Eu conheço seu temperamento como a palma da minha mão. Sou uma das poucas do colégio que teve acesso às duas versões da história. Era a melhor amiga do irmão de Hebrom e passei uns tempos na detenção com Folker. Eu sou privilegiada e mais informada do que pareço ser, sei o que está acontecendo e isso me incomoda. Tenho ciência de que não sou a melhor amiga no mundo para Quésia, mas acho que fiquei devendo essa depois de todas aquelas grosserias…
Enquanto eu pensava, Folk tentou mudar de assunto, para não ficar muito emotivo, porque eu conseguiria fazê-lo desembuchar num instante e parece que ele percebeu essa minha habilidade:
–Mas vai namorar comigo ou eu vou precisar te seduzir mais?

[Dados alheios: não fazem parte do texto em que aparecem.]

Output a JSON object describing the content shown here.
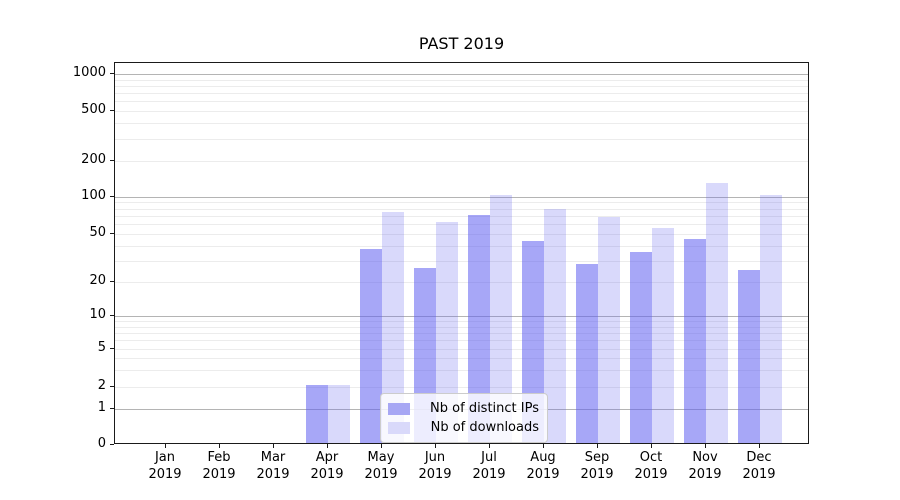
{
  "title": "PAST 2019",
  "legend": {
    "items": [
      {
        "label": "Nb of distinct IPs",
        "color": "#a7a7f4"
      },
      {
        "label": "Nb of downloads",
        "color": "#d9d9fa"
      }
    ]
  },
  "chart_data": {
    "type": "bar",
    "title": "PAST 2019",
    "categories": [
      "Jan 2019",
      "Feb 2019",
      "Mar 2019",
      "Apr 2019",
      "May 2019",
      "Jun 2019",
      "Jul 2019",
      "Aug 2019",
      "Sep 2019",
      "Oct 2019",
      "Nov 2019",
      "Dec 2019"
    ],
    "series": [
      {
        "name": "Nb of distinct IPs",
        "color": "rgba(95,95,240,0.55)",
        "values": [
          0,
          0,
          0,
          2,
          36,
          25,
          69,
          42,
          27,
          34,
          44,
          24
        ]
      },
      {
        "name": "Nb of downloads",
        "color": "rgba(95,95,240,0.24)",
        "values": [
          0,
          0,
          0,
          2,
          73,
          60,
          100,
          77,
          66,
          54,
          126,
          100
        ]
      }
    ],
    "xlabel": "",
    "ylabel": "",
    "yscale": "symlog-like",
    "yticks": [
      0,
      1,
      2,
      5,
      10,
      20,
      50,
      100,
      200,
      500,
      1000
    ],
    "ylim": [
      0,
      1300
    ],
    "grid": "horizontal major+minor",
    "legend_position": "lower center inside plot"
  }
}
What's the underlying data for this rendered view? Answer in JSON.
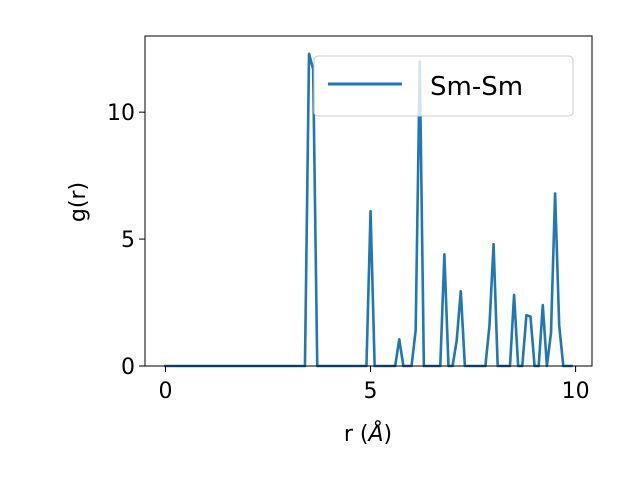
{
  "chart_data": {
    "type": "line",
    "xlabel_main": "r (",
    "xlabel_unit": "Å",
    "xlabel_close": ")",
    "ylabel": "g(r)",
    "xlim": [
      -0.5,
      10.4
    ],
    "ylim": [
      0,
      13.0
    ],
    "x_ticks": [
      0,
      5,
      10
    ],
    "y_ticks": [
      0,
      5,
      10
    ],
    "x_tick_labels": [
      "0",
      "5",
      "10"
    ],
    "y_tick_labels": [
      "0",
      "5",
      "10"
    ],
    "grid": false,
    "legend_position": "top-right",
    "series": [
      {
        "name": "Sm-Sm",
        "color": "#1f77b4",
        "x": [
          0,
          1,
          2,
          3,
          3.4,
          3.5,
          3.6,
          3.7,
          4.0,
          4.5,
          4.9,
          5.0,
          5.1,
          5.3,
          5.6,
          5.7,
          5.8,
          6.0,
          6.1,
          6.2,
          6.3,
          6.5,
          6.7,
          6.8,
          6.9,
          7.0,
          7.1,
          7.2,
          7.3,
          7.5,
          7.8,
          7.9,
          8.0,
          8.1,
          8.2,
          8.4,
          8.5,
          8.6,
          8.7,
          8.8,
          8.9,
          9.0,
          9.1,
          9.2,
          9.3,
          9.4,
          9.5,
          9.6,
          9.7,
          9.9
        ],
        "y": [
          0,
          0,
          0,
          0,
          0,
          12.3,
          11.7,
          0,
          0,
          0,
          0,
          6.1,
          0,
          0,
          0,
          1.05,
          0,
          0,
          1.4,
          12.0,
          0,
          0,
          0,
          4.4,
          0,
          0,
          1.0,
          2.95,
          0,
          0,
          0,
          1.6,
          4.8,
          0,
          0,
          0,
          2.8,
          0,
          0,
          2.0,
          1.95,
          0,
          0,
          2.4,
          0,
          1.3,
          6.8,
          1.6,
          0,
          0
        ]
      }
    ]
  }
}
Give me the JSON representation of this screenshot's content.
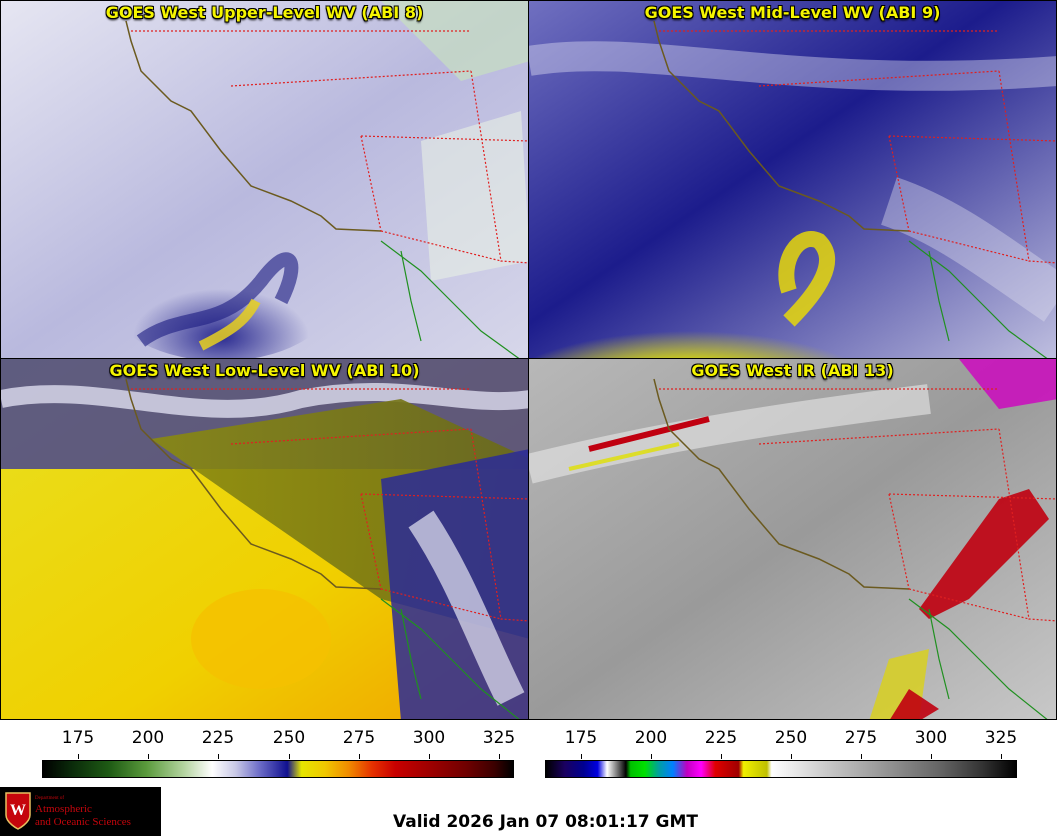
{
  "panels": [
    {
      "title": "GOES West Upper-Level WV (ABI 8)"
    },
    {
      "title": "GOES West Mid-Level WV (ABI 9)"
    },
    {
      "title": "GOES West Low-Level WV (ABI 10)"
    },
    {
      "title": "GOES West IR (ABI 13)"
    }
  ],
  "colorbars": {
    "wv": {
      "ticks": [
        "175",
        "200",
        "225",
        "250",
        "275",
        "300",
        "325"
      ]
    },
    "ir": {
      "ticks": [
        "175",
        "200",
        "225",
        "250",
        "275",
        "300",
        "325"
      ]
    }
  },
  "logo": {
    "department": "Department of",
    "line1": "Atmospheric",
    "line2": "and Oceanic Sciences",
    "crest_letter": "W"
  },
  "valid_text": "Valid 2026 Jan 07 08:01:17 GMT"
}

–Sim, namoro com você, então não precisa mais me cantar. Você faz isso muito mal. –eu também não quis pesar o clima logo agora que começamos alguma coisa juntos… Eu vou deixar a DR mais pra frente. Esse garoto é muito problemático, vai me dar muito trabalho…
–Mas beijar eu faço bem, né? –sorriu de um jeito super arrogante. Tive que rir.
–Até que sim.
–Finalmente admitiu. –ele segurou minha nuca e voltou a me beijar. Não estávamos muito preocupados, não havia quase ninguém ali.
Francisco
Depois de beber água e começar a estranhar o sumiço de Gata, eu fui procurá-la… Ela estava beijando Folk no tatame da academia. Pareceu que meu coração rachou um pouco naquele momento, mas foi menos pior do que eu pensei. Fazia tempo que não a via sorrindo daquele jeito. Uma lágrima escorreu… Eu não sabia dizer se era de decepção ou de alegria…

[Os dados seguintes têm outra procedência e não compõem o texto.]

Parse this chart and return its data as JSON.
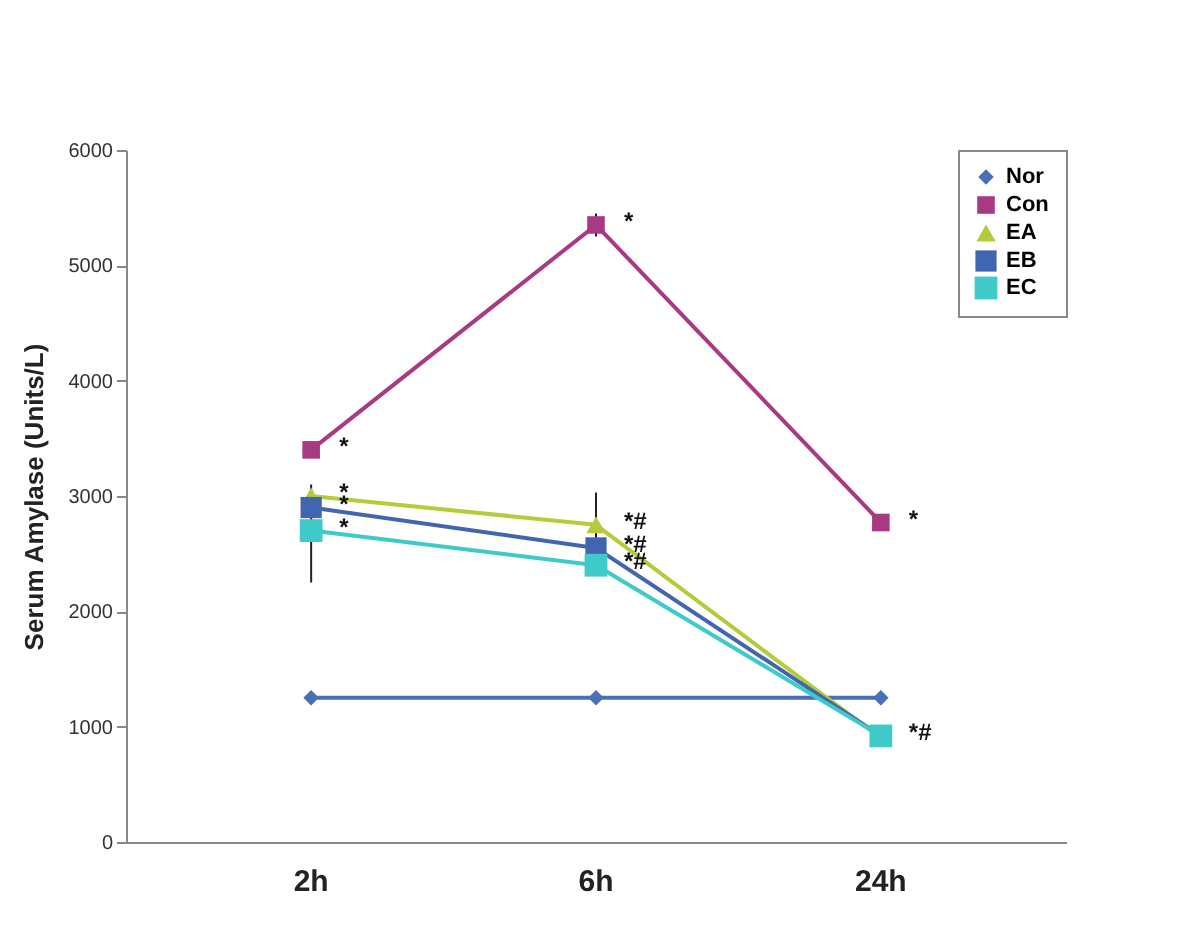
{
  "chart_data": {
    "type": "line",
    "ylabel": "Serum Amylase (Units/L)",
    "categories": [
      "2h",
      "6h",
      "24h"
    ],
    "series": [
      {
        "name": "Nor",
        "color": "#4a6fb5",
        "marker": "diamond",
        "values": [
          1250,
          1250,
          1250
        ]
      },
      {
        "name": "Con",
        "color": "#a83a84",
        "marker": "square",
        "values": [
          3400,
          5350,
          2770
        ],
        "errors": [
          null,
          100,
          null
        ]
      },
      {
        "name": "EA",
        "color": "#b5cc3a",
        "marker": "triangle",
        "values": [
          3000,
          2750,
          900
        ],
        "errors": [
          null,
          [
            2500,
            3030
          ],
          null
        ]
      },
      {
        "name": "EB",
        "color": "#4066b0",
        "marker": "square",
        "values": [
          2900,
          2550,
          920
        ],
        "errors": [
          [
            2250,
            3100
          ],
          null,
          null
        ]
      },
      {
        "name": "EC",
        "color": "#3fc9c9",
        "marker": "square",
        "values": [
          2700,
          2400,
          920
        ]
      }
    ],
    "ylim": [
      0,
      6000
    ],
    "yticks": [
      0,
      1000,
      2000,
      3000,
      4000,
      5000,
      6000
    ],
    "legend": "top right",
    "annotations": [
      {
        "text": "*",
        "x": "2h",
        "y": 3400
      },
      {
        "text": "*",
        "x": "2h",
        "y": 3000
      },
      {
        "text": "*",
        "x": "2h",
        "y": 2900
      },
      {
        "text": "*",
        "x": "2h",
        "y": 2700
      },
      {
        "text": "*",
        "x": "6h",
        "y": 5350
      },
      {
        "text": "*#",
        "x": "6h",
        "y": 2750
      },
      {
        "text": "*#",
        "x": "6h",
        "y": 2550
      },
      {
        "text": "*#",
        "x": "6h",
        "y": 2400
      },
      {
        "text": "*",
        "x": "24h",
        "y": 2770
      },
      {
        "text": "*#",
        "x": "24h",
        "y": 920
      }
    ]
  }
}
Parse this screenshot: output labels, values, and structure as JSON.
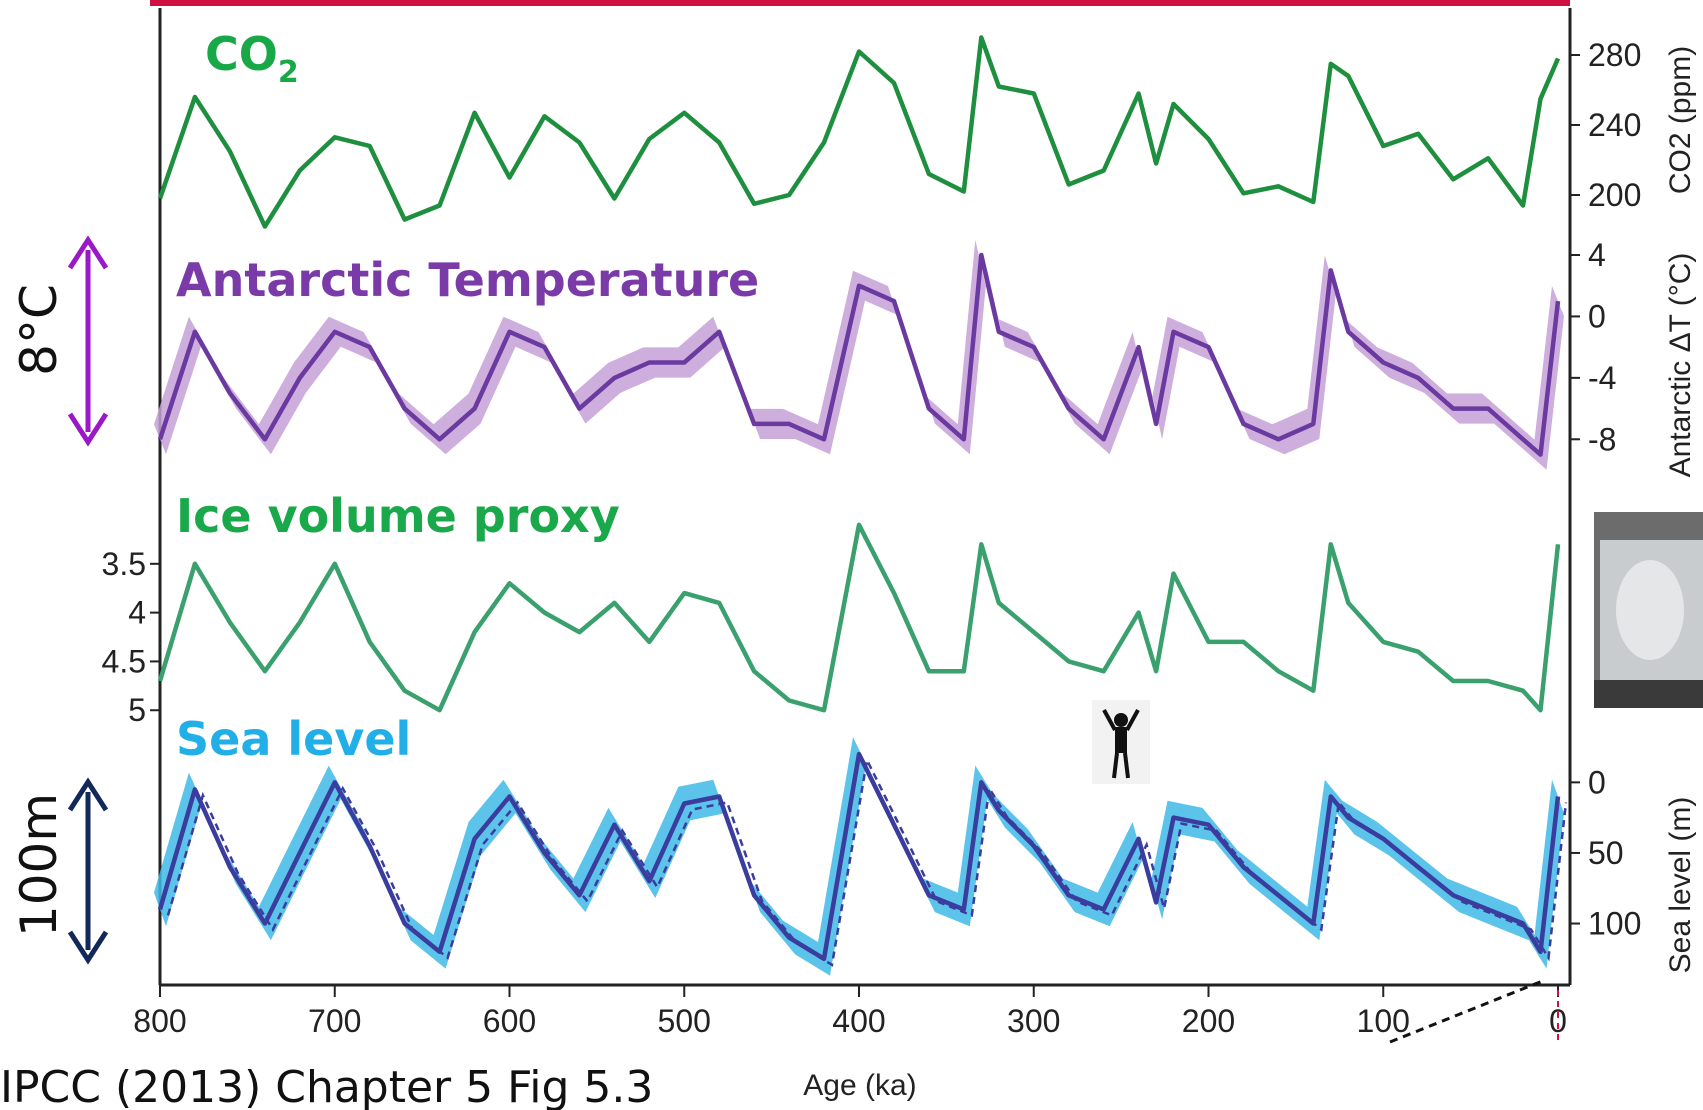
{
  "caption": "IPCC (2013) Chapter 5 Fig 5.3",
  "scale_markers": {
    "temperature": "8°C",
    "sea_level": "100m"
  },
  "colors": {
    "co2": "#1e8f3e",
    "co2_title": "#18a848",
    "temperature": "#6a3aa0",
    "temperature_band": "#c5a0d6",
    "temperature_title": "#7a3aa8",
    "ice_volume": "#3aa06e",
    "ice_title": "#19a84a",
    "sea_level_band": "#3fb9e6",
    "sea_level_line": "#3a3c9e",
    "sea_level_title": "#22aee6",
    "temp_arrow": "#9a18c8",
    "sea_arrow": "#12285a",
    "top_bar": "#d01040"
  },
  "chart_data": [
    {
      "type": "line",
      "panel_title": "CO",
      "panel_title_sub": "2",
      "ylabel": "CO2 (ppm)",
      "y_ticks": [
        "280",
        "240",
        "200"
      ],
      "ylim": [
        180,
        300
      ],
      "x": [
        800,
        780,
        760,
        740,
        720,
        700,
        680,
        660,
        640,
        620,
        600,
        580,
        560,
        540,
        520,
        500,
        480,
        460,
        440,
        420,
        400,
        380,
        360,
        340,
        330,
        320,
        300,
        280,
        260,
        240,
        230,
        220,
        200,
        180,
        160,
        140,
        130,
        120,
        100,
        80,
        60,
        40,
        20,
        10,
        0
      ],
      "series": [
        {
          "values": [
            198,
            256,
            225,
            182,
            214,
            233,
            228,
            186,
            194,
            247,
            210,
            245,
            230,
            198,
            232,
            247,
            230,
            195,
            200,
            230,
            282,
            264,
            212,
            202,
            290,
            262,
            258,
            206,
            214,
            258,
            218,
            252,
            232,
            201,
            205,
            196,
            275,
            268,
            228,
            235,
            209,
            221,
            194,
            255,
            278
          ]
        }
      ]
    },
    {
      "type": "line",
      "panel_title": "Antarctic Temperature",
      "ylabel": "Antarctic ΔT (°C)",
      "y_ticks": [
        "4",
        "0",
        "-4",
        "-8"
      ],
      "ylim": [
        -10,
        4
      ],
      "x": [
        800,
        780,
        760,
        740,
        720,
        700,
        680,
        660,
        640,
        620,
        600,
        580,
        560,
        540,
        520,
        500,
        480,
        460,
        440,
        420,
        400,
        380,
        360,
        340,
        330,
        320,
        300,
        280,
        260,
        240,
        230,
        220,
        200,
        180,
        160,
        140,
        130,
        120,
        100,
        80,
        60,
        40,
        20,
        10,
        0
      ],
      "series": [
        {
          "values": [
            -8,
            -1,
            -5,
            -8,
            -4,
            -1,
            -2,
            -6,
            -8,
            -6,
            -1,
            -2,
            -6,
            -4,
            -3,
            -3,
            -1,
            -7,
            -7,
            -8,
            2,
            1,
            -6,
            -8,
            4,
            -1,
            -2,
            -6,
            -8,
            -2,
            -7,
            -1,
            -2,
            -7,
            -8,
            -7,
            3,
            -1,
            -3,
            -4,
            -6,
            -6,
            -8,
            -9,
            1
          ]
        }
      ]
    },
    {
      "type": "line",
      "panel_title": "Ice volume proxy",
      "y_ticks": [
        "3.5",
        "4",
        "4.5",
        "5"
      ],
      "ylim": [
        5.1,
        3.0
      ],
      "x": [
        800,
        780,
        760,
        740,
        720,
        700,
        680,
        660,
        640,
        620,
        600,
        580,
        560,
        540,
        520,
        500,
        480,
        460,
        440,
        420,
        400,
        380,
        360,
        340,
        330,
        320,
        300,
        280,
        260,
        240,
        230,
        220,
        200,
        180,
        160,
        140,
        130,
        120,
        100,
        80,
        60,
        40,
        20,
        10,
        0
      ],
      "series": [
        {
          "values": [
            4.7,
            3.5,
            4.1,
            4.6,
            4.1,
            3.5,
            4.3,
            4.8,
            5.0,
            4.2,
            3.7,
            4.0,
            4.2,
            3.9,
            4.3,
            3.8,
            3.9,
            4.6,
            4.9,
            5.0,
            3.1,
            3.8,
            4.6,
            4.6,
            3.3,
            3.9,
            4.2,
            4.5,
            4.6,
            4.0,
            4.6,
            3.6,
            4.3,
            4.3,
            4.6,
            4.8,
            3.3,
            3.9,
            4.3,
            4.4,
            4.7,
            4.7,
            4.8,
            5.0,
            3.3
          ]
        }
      ]
    },
    {
      "type": "area",
      "panel_title": "Sea level",
      "ylabel": "Sea level (m)",
      "y_ticks": [
        "0",
        "50",
        "100"
      ],
      "ylim": [
        140,
        -30
      ],
      "xlabel": "Age (ka)",
      "xlim": [
        800,
        0
      ],
      "x_ticks": [
        "800",
        "700",
        "600",
        "500",
        "400",
        "300",
        "200",
        "100",
        "0"
      ],
      "x": [
        800,
        780,
        760,
        740,
        720,
        700,
        680,
        660,
        640,
        620,
        600,
        580,
        560,
        540,
        520,
        500,
        480,
        460,
        440,
        420,
        400,
        380,
        360,
        340,
        330,
        320,
        300,
        280,
        260,
        240,
        230,
        220,
        200,
        180,
        160,
        140,
        130,
        120,
        100,
        80,
        60,
        40,
        20,
        10,
        0
      ],
      "series": [
        {
          "values": [
            90,
            5,
            60,
            100,
            50,
            0,
            45,
            100,
            120,
            40,
            10,
            50,
            80,
            30,
            70,
            15,
            10,
            80,
            110,
            125,
            -20,
            30,
            80,
            90,
            0,
            20,
            45,
            80,
            90,
            40,
            85,
            25,
            30,
            60,
            80,
            100,
            10,
            25,
            40,
            60,
            80,
            90,
            100,
            120,
            10
          ]
        }
      ]
    }
  ]
}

Minha única certeza é que se o sorriso dela acabar, eu juro que quebro a cara do Folk. Fora isso, eles são meu “OTP”. Ele, mesmo sendo um ridículo, conseguiu fazer o que o outro ridículo do Zacur nunca fez… Deu valor a ela.
Eu sempre pensei que pudesse ser o garoto que ela sempre quis, mas talvez isso fosse causar um pouco de intriga com alguns membros da família… Essa coisa de ser primo não é aceita por todo mundo e eu sei bem disso, mesmo que nossa consanguinidade não seja próxima.
De um jeito ou de outro, eu fiquei surpreso com a forma que as coisas acabam se encaixando… Felizmente, agora eu posso me dedicar somente à carreira… Minha priminha já está em boas mãos. Se eu estiver errado, minhas boas mãos esmurram a cara daquele idiota. Simples assim.